Indiana largely lived up to it – the Hoosiers won the Big Ten and earned a No. 1 seed. But their season crashed to a halt in the Sweet 16, undone by Syracuse’s zone defense. When Zeller and Victor Oladipo both were top-five NBA draft picks in June, the reality was reinforced: this was the golden opportunity missed.
And really, that early exit is what Crean is still paying for with the Indiana fan base. If the Hoosiers had made the Final Four, life would be easier now. But they didn’t, and then they followed it up with a 17-15 backslide and didn’t make the 2014 NCAA tourney. Last year Indiana actually overachieved through injuries and personnel losses to make the tourney – but they lost 10 of their last 15 games on the year and were a first-round NCAA knockout.
Combine those past two seasons with the off-court turmoil, and Crean will be coaching in a cauldron this season.
He’s fine with that.
“The biggest thing you have to learn yourself is, don’t embrace all the accolades and don’t internalize all the negativity,” Crean said. “The key is to make changes where they’re needed, focus on what you can control, and take all the steps you can to improve a situation. And above all else, protect your families.”
The good news for Crean is that he is not carrying a knife into a gunfight this year. The Big Ten should be very good, as usual, but the Hoosiers should be among the best teams in it.
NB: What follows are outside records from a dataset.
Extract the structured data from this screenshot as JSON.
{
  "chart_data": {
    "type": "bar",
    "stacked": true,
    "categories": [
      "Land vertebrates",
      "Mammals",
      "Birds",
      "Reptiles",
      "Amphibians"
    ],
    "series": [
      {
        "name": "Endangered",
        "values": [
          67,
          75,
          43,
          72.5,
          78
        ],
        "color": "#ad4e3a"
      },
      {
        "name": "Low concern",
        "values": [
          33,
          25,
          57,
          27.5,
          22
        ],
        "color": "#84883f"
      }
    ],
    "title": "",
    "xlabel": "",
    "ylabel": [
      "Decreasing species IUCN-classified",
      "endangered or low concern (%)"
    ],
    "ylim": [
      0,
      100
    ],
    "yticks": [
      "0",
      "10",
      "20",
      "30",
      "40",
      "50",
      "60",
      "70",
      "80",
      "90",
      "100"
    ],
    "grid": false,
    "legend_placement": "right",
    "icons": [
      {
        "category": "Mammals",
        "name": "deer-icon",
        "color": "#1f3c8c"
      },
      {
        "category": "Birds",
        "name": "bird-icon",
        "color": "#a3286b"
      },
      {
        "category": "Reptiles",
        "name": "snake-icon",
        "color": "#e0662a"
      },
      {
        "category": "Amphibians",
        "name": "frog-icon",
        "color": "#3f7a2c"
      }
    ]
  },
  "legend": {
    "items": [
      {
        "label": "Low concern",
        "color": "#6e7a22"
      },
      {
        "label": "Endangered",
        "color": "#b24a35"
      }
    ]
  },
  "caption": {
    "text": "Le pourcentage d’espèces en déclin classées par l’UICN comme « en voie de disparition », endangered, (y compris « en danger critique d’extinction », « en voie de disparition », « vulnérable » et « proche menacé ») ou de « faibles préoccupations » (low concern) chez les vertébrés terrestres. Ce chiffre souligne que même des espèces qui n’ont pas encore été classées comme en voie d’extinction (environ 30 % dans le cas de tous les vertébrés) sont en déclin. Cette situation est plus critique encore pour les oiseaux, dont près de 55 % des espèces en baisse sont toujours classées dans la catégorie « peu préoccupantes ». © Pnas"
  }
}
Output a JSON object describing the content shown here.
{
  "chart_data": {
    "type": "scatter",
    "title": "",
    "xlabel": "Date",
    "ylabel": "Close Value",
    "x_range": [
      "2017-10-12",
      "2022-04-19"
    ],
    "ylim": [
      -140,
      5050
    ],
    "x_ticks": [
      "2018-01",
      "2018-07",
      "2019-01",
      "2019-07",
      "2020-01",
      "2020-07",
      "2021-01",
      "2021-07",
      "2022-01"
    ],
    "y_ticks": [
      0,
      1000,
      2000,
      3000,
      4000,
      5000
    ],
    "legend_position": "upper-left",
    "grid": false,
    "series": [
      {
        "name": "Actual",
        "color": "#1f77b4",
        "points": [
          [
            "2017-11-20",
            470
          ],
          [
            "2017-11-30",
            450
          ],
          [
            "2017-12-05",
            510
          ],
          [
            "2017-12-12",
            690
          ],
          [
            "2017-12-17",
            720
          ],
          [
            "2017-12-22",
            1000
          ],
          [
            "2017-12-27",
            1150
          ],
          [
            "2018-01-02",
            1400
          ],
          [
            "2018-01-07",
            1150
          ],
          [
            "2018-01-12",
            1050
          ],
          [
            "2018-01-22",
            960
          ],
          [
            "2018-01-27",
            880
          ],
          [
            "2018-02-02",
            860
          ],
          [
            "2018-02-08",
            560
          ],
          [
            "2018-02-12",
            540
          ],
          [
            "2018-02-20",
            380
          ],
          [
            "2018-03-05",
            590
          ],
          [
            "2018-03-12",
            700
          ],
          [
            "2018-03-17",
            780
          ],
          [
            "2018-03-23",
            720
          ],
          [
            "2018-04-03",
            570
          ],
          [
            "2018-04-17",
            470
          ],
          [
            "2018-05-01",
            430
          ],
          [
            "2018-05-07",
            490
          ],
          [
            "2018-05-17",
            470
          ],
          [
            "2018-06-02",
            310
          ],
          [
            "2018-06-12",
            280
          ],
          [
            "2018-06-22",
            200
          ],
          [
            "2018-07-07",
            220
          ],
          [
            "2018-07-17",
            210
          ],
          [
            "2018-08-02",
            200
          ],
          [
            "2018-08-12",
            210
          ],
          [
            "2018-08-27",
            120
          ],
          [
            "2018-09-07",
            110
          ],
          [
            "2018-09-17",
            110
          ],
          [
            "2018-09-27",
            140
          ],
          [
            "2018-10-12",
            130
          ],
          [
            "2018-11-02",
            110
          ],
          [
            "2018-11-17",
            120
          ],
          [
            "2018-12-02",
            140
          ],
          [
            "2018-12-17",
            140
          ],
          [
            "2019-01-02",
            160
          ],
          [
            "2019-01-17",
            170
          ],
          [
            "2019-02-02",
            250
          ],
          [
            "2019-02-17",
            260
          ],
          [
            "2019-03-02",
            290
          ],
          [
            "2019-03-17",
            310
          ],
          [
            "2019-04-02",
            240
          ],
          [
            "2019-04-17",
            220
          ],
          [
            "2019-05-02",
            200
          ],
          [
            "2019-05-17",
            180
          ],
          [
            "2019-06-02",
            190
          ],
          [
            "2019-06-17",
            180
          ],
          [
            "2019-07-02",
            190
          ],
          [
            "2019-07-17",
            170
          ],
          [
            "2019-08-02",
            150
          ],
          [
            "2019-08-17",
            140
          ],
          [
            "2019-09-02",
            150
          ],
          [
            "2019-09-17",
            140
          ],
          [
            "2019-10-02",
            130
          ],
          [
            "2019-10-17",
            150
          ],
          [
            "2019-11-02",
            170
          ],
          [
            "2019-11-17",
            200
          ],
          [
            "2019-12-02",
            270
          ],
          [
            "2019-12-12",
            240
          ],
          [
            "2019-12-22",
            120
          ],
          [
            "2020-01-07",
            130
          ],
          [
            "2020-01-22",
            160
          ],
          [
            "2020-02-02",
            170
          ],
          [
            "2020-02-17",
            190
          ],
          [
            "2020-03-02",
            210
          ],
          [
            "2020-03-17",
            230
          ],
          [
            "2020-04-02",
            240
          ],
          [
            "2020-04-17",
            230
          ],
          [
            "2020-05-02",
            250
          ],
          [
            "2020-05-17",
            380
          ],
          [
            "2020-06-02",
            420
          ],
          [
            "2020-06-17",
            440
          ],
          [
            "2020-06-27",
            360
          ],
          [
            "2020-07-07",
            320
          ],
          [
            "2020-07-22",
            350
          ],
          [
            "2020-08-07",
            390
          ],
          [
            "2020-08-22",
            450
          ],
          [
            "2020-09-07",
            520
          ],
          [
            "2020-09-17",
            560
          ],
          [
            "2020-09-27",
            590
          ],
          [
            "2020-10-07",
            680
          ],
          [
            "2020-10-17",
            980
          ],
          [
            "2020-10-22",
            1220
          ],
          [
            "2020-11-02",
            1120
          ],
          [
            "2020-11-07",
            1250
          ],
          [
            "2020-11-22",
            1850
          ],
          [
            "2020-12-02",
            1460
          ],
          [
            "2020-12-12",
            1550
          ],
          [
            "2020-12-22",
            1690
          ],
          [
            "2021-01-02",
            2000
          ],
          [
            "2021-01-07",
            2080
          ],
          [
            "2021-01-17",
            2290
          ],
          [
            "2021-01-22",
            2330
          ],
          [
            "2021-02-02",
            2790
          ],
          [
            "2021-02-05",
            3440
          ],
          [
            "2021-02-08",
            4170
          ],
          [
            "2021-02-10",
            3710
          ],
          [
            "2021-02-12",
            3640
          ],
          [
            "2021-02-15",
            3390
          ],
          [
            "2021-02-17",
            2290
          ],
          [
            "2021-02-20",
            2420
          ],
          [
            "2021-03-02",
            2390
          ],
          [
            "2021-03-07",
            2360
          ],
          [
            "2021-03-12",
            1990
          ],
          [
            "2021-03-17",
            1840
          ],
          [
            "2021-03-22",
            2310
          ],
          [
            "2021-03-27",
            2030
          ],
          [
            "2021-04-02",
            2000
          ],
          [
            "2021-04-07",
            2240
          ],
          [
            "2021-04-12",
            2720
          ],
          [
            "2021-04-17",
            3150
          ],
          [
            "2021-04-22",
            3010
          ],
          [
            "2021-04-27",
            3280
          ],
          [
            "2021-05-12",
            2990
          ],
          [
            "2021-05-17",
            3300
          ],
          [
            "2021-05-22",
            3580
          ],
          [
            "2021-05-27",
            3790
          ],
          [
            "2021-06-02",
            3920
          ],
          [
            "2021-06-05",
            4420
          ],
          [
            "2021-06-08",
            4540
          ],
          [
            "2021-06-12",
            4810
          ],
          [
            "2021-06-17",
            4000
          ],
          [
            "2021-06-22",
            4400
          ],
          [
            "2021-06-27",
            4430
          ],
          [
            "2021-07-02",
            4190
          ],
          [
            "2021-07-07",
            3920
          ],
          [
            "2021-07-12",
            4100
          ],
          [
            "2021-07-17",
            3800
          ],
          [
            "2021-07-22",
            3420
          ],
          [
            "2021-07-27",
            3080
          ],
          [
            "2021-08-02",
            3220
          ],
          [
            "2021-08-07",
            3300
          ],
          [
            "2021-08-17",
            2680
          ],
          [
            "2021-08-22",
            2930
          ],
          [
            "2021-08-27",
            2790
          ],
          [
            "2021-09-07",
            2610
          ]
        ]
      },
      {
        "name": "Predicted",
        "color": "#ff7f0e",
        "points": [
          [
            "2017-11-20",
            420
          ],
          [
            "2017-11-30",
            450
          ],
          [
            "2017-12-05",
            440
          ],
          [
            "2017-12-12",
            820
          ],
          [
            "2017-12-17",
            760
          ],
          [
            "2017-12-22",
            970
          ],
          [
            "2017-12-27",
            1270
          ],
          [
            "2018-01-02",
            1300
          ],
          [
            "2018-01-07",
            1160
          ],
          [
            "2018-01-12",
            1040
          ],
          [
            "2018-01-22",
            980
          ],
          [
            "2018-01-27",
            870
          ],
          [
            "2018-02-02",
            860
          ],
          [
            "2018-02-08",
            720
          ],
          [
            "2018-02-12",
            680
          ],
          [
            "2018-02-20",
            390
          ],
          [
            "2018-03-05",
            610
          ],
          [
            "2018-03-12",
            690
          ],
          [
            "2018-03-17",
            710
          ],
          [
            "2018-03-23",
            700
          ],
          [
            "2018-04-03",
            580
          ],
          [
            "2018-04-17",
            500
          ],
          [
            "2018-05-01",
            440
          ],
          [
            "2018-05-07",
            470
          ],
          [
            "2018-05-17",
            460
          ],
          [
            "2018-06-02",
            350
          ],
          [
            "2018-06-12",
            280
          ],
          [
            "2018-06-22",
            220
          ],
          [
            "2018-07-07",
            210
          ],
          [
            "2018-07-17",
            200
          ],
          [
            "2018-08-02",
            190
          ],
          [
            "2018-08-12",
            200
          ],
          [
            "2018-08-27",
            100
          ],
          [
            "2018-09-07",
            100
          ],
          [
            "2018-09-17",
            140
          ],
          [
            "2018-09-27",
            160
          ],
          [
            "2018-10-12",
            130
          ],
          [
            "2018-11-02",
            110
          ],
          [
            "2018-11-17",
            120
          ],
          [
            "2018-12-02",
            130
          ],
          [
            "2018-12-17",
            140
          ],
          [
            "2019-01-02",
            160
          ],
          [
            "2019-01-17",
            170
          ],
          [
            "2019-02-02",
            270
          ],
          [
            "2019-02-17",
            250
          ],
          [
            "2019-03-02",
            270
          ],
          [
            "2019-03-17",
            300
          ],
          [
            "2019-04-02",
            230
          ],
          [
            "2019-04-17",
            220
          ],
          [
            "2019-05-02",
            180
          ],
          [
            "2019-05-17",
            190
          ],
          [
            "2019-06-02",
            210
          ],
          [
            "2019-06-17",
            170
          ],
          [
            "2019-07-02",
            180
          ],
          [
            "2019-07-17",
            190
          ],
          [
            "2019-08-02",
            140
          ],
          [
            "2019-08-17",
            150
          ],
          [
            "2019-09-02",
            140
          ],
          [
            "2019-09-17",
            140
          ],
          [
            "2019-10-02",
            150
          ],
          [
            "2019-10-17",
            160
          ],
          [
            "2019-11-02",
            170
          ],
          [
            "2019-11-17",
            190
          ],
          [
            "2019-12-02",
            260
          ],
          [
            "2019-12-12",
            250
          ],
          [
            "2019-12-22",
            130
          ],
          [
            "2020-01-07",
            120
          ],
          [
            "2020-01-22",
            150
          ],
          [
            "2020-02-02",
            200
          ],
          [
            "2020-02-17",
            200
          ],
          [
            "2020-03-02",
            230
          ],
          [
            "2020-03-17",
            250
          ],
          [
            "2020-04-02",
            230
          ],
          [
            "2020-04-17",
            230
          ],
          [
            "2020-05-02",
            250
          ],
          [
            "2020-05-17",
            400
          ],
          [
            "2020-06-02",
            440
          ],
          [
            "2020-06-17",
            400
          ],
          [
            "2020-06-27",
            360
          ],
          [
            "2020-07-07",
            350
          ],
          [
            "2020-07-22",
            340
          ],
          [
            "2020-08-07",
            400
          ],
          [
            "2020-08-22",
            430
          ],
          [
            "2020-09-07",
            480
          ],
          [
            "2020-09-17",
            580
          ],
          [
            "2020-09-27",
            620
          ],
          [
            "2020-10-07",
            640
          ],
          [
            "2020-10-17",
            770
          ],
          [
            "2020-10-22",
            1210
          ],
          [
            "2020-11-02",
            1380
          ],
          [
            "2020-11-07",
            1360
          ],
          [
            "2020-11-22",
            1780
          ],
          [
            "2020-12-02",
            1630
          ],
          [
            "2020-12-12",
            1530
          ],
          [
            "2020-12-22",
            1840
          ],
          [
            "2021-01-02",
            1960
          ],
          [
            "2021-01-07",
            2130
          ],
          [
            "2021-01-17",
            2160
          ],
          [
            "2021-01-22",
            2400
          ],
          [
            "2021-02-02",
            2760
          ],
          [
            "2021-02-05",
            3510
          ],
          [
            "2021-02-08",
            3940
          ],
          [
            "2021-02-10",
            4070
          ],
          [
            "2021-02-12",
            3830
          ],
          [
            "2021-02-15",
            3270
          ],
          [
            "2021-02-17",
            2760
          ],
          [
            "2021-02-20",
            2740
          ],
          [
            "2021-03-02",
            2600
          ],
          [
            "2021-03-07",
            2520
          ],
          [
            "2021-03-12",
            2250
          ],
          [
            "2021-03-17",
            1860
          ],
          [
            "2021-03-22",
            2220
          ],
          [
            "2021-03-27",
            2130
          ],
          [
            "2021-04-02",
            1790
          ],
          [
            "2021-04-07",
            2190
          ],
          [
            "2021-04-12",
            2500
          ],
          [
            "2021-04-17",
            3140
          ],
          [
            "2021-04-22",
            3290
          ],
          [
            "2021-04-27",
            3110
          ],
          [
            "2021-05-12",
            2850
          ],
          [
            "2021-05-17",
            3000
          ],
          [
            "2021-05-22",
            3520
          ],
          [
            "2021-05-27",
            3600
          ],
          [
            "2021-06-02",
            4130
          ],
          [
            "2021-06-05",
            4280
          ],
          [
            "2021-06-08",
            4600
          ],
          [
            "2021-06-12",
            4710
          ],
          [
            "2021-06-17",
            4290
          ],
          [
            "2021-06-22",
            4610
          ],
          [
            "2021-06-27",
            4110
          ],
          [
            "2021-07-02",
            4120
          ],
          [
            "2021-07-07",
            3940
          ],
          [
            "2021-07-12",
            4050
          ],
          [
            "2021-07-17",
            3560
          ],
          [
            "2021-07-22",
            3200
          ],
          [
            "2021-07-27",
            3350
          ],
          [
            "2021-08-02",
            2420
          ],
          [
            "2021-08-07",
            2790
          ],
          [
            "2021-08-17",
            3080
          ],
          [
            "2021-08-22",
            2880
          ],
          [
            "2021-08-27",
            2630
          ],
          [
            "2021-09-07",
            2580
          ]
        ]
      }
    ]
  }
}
He returns an explosive backcourt of Yogi Ferrell and Blackmon. Forward Troy Williams, a dazzling athletic talent who is gradually rounding out his game, has gained strength and could be poised for a huge season. Bryant, the freshman cited in August, could fill a major void on the inside.
Interior depth, rebounding and defense all will be question marks. But the hope is there. And the urgency.
“We don’t want to just be a good team, but a great team,” Zeisloft said.
Perhaps even a team worthy of respect from the Indiana gods who received letters from the penitent.